A private ambient listener for homes and offices / Evan King

A private ambient listener for homes and offices

3 Jan 2025

An ePaper display shows the most common words overheard from nearby conversations.

I wrapped up my PhD recently. It’s in “Electrical and Computer Engineering”, though it’s more descriptive to say that I spent my four years of graduate school working in “Ubiquitous Computing” or ubicomp. Ubicomp researchers aim to make technology that “fit[s] the human environment” rather than forcing humans to adapt themselves to environments dominated by obtrusive technology. Established by the late Mark Weiser at Xerox PARC in the early nineties, ubicomp has philosophical roots: Weiser was strongly influenced by the idea of “entanglement”, which suggests that humans are inextricably linked to (and influenced by) their surroundings.

One of the most compelling ideas to come out of Weiser’s time at PARC was that of calm technology. Calm technology exists at the periphery of human attention, where it provides a subtle augmentation of our knowledge about the environment without dominating the center of our focus. The canonical example is the “Live Wire” installed by artist and engineer Natalie Jeremijenko at Xerox PARC. The concept was simple: a wire dangled from the ceiling, where it was connected to a motor that spun at a speed relative to the rate of PARC’s internet traffic at each moment. The subtle movement of the wire didn’t demand your full attention—rather, its movement and sound in the periphery of your attention came to augment your awareness of unseen aspects of the environment.

Calm technology can also help with things like finding free spaces in a parking garage. The naive design might be to make a map of the garage, which can be displayed on an app and populated with data from the sensors in the garage. In this case, the center of focus becomes the app—the map, not the territory—and pulls the driver out of the environment. The “calmer” solution is to simply place a small light above each space—red if occupied, green if not—thus augmenting people’s awareness of the environment as they navigate it.

Image credit: Reddit

I’ve always found calm technology compelling, but was short on time during my PhD to explore it. One paper that impacted me was about a lamp that passively listens to conversations throughout the day and serves up daily retrospection (i.e., a “Message Ritual”) about the people around it. In a very elegant way, the lamp can augment people’s awareness of the state of their relationships, their moods, and their interactions. A downside, however, is that it generates these retrospections by sending all of your conversations to remote, cloud-hosted services.

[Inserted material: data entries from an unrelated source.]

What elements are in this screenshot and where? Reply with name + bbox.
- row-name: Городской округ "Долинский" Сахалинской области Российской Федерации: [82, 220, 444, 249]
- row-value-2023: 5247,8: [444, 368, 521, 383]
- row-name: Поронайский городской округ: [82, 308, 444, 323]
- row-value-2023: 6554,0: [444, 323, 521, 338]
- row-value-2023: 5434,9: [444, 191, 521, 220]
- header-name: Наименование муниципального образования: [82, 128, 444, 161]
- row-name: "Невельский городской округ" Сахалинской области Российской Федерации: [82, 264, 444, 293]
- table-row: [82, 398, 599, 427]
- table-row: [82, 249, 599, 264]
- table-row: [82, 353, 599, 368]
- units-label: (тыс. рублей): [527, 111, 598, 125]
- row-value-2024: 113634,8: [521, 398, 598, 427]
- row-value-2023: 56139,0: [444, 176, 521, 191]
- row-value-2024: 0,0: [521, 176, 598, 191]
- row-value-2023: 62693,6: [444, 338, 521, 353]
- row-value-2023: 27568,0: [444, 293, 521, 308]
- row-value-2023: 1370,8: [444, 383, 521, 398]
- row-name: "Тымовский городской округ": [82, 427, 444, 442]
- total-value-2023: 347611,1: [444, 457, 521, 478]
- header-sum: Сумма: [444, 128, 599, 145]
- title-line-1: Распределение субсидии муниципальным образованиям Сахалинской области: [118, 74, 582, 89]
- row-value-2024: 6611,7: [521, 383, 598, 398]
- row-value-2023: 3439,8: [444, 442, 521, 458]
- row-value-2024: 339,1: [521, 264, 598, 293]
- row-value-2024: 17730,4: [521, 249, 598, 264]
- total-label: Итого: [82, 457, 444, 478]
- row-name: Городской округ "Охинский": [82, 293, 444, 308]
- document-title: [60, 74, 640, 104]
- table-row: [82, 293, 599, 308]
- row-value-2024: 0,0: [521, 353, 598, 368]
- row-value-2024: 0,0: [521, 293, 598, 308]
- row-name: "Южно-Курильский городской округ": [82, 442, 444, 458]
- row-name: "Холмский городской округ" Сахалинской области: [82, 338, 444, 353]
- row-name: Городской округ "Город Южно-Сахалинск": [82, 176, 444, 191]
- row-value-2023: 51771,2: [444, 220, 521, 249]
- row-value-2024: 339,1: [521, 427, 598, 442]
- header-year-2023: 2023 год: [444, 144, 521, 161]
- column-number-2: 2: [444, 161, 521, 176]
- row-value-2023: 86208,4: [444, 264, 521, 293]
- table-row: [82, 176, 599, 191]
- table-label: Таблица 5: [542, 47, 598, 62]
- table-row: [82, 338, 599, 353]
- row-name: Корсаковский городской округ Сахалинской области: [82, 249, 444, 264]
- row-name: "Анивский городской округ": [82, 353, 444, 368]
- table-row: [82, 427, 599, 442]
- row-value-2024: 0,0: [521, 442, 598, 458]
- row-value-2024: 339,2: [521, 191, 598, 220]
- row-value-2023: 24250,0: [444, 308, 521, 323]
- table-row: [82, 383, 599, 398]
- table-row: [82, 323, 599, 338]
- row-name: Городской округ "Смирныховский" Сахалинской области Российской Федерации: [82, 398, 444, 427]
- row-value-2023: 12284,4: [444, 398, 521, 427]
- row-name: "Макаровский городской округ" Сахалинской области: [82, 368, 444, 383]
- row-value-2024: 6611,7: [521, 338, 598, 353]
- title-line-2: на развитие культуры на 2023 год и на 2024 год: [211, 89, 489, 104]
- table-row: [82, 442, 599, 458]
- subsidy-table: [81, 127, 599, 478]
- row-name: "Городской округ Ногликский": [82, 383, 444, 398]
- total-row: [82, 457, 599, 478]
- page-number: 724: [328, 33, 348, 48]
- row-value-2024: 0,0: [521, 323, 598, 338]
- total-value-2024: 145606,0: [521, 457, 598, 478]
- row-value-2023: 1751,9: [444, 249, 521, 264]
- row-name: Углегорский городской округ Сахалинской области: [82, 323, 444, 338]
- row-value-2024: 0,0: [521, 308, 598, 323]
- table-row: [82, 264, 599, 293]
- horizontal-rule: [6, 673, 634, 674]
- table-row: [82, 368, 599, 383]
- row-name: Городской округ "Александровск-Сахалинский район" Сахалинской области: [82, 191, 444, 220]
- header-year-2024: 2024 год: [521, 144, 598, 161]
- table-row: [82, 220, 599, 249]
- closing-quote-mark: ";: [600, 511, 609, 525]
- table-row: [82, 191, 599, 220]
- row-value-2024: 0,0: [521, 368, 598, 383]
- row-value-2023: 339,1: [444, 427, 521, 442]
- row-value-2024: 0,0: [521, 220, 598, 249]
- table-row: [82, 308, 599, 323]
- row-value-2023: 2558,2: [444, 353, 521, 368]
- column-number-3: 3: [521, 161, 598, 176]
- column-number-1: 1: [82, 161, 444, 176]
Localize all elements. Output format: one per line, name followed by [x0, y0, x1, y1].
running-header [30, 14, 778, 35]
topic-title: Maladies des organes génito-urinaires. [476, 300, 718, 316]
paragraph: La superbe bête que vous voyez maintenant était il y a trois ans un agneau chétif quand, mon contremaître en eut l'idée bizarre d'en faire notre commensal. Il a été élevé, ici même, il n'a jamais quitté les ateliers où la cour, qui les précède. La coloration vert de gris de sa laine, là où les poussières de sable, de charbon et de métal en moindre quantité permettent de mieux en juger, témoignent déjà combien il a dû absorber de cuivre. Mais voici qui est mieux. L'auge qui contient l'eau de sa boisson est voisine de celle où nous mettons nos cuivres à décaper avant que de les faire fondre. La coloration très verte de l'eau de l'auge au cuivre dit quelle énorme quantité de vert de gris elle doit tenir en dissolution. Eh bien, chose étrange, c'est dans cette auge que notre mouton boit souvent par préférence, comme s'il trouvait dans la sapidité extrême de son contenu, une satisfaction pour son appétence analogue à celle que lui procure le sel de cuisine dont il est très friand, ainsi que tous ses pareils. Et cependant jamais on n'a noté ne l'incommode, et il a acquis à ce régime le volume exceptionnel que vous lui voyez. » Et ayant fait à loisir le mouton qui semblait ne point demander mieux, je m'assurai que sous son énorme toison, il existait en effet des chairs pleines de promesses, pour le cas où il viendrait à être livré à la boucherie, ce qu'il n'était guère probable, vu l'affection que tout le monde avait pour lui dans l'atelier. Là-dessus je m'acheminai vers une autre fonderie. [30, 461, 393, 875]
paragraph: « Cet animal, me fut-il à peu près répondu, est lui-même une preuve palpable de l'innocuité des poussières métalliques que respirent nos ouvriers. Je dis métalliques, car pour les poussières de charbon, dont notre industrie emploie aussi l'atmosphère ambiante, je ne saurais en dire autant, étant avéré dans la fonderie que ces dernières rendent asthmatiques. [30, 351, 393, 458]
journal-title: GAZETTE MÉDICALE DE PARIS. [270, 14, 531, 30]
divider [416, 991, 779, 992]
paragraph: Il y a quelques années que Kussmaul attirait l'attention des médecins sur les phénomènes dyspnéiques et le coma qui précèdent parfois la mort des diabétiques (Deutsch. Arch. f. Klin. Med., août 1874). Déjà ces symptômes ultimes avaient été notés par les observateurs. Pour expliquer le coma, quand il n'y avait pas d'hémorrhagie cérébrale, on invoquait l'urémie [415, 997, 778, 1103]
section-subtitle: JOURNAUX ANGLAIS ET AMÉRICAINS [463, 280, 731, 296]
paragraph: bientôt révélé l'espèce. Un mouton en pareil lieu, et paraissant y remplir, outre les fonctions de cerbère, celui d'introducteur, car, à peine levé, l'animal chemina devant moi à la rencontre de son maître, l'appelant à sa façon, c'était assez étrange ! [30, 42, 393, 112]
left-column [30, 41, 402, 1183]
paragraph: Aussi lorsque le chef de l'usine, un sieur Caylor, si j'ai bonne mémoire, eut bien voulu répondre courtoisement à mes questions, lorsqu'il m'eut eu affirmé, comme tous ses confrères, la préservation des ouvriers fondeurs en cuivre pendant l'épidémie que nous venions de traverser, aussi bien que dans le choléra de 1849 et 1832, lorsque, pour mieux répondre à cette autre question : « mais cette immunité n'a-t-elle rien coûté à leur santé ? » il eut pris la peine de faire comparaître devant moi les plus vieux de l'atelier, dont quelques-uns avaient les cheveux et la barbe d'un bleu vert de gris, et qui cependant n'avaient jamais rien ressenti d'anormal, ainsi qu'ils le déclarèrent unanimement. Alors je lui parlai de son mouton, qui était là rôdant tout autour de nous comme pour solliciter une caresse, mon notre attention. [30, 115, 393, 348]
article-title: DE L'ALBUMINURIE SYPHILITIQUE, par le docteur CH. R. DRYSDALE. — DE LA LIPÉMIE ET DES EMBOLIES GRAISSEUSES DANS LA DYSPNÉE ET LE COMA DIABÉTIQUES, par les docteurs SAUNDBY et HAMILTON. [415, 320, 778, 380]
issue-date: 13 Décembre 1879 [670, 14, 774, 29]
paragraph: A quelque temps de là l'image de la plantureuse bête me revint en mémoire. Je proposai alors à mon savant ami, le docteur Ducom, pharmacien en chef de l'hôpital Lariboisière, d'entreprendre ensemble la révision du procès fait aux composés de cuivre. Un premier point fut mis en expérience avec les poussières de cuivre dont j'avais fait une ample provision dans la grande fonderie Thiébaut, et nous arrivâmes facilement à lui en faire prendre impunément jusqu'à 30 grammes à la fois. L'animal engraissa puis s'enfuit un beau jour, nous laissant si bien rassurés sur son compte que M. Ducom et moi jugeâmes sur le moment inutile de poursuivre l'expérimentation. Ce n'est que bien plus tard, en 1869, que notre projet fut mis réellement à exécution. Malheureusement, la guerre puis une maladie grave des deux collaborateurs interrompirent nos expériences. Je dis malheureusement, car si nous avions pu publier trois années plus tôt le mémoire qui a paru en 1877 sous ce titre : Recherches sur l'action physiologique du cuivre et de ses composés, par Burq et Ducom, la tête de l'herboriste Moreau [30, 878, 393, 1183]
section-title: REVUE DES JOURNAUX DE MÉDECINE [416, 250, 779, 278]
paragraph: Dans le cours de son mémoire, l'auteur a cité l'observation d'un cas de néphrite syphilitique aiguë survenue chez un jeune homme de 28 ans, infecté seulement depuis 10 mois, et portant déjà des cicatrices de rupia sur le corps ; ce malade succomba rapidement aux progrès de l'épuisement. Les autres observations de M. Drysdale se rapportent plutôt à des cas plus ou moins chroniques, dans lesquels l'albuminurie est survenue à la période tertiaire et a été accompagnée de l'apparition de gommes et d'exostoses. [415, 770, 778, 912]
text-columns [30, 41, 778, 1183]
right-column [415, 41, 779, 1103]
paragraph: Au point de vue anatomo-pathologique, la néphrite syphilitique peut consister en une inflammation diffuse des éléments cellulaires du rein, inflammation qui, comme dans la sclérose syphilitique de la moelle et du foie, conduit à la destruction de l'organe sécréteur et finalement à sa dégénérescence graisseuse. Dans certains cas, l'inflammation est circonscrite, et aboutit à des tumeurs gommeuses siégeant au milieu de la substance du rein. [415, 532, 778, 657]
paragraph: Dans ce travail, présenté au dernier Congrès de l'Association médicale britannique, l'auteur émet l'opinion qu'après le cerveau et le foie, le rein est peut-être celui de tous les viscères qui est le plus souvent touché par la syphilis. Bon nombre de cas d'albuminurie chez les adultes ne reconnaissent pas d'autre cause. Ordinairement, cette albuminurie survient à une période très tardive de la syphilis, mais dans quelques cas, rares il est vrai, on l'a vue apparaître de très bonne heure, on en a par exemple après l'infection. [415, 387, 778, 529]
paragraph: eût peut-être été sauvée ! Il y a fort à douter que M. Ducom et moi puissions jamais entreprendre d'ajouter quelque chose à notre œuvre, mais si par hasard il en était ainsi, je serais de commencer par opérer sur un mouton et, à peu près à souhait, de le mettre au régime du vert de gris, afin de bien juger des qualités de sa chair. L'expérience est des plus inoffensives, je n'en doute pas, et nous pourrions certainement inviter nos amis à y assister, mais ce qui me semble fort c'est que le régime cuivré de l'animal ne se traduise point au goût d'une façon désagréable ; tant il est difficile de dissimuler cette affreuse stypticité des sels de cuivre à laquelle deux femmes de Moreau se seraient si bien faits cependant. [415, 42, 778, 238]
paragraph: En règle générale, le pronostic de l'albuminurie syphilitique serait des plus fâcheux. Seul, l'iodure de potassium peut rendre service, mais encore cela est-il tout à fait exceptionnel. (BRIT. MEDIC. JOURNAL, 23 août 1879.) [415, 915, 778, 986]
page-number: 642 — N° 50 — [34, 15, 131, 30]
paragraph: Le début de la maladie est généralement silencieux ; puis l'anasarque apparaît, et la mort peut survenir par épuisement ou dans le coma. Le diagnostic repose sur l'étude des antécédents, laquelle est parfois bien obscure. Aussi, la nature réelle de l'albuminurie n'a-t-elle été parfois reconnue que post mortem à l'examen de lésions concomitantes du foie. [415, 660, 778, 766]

My focus at Useful Sensors lately has been on our effort to build rapid speech-to-text models for edge devices. These models are super fast and, importantly, small enough to run on the CPU of an air-gapped Raspberry Pi. With the Message Ritual in mind, I set out to integrate Useful’s models in a personal project––my own take on calm technology. The result is an ambient listener that displays the most commonly-overheard words from nearby conversations throughout the day. Its constituent parts are straightforward: A Raspberry Pi, a microphone, an ePaper display, a voice activity detection (VAD) model, and lightweight speech-to-text model.

“I’m gonna run this little thing and see what happens. Did I do it right?”

Most importantly, the Raspberry Pi has no internet connection. It uses Silero VAD to detect speech activity and Useful’s Moonshine ONNX models to transcribe it. Dogfooding the Moonshine models like this was a good exercise since it helped me identify (and remedy) some issues with our Python package for the ONNX models.

As people have conversations in proximity of the summarizer, the word distribution is updated from real-time transcriptions of their speech. The transcripts themselves, however, are discarded. To highlight only the most salient words, I use NLTK for removal of stop words, along with a hard-coded list of filler words. The Pi is attached to a (very calm looking) ePaper display and placed in a shadow box frame with a mat cut to size. It updates every minute if the word distribution has changed, and starts over fresh each day.

Running the summarizer in my home for a few months has been a fun experiment. My partner and I have noticed that the mood of the words on the display often matches the mood of our conversations, and its presence invites productive discussions about our discussions. When guests see the summarizer, their first response is often to read off the words they see on the display and watch with amusement as it is influenced by their speech. It serves as a calm reminder that words have meaning, and can encourage us to be mindful of the content of our interactions.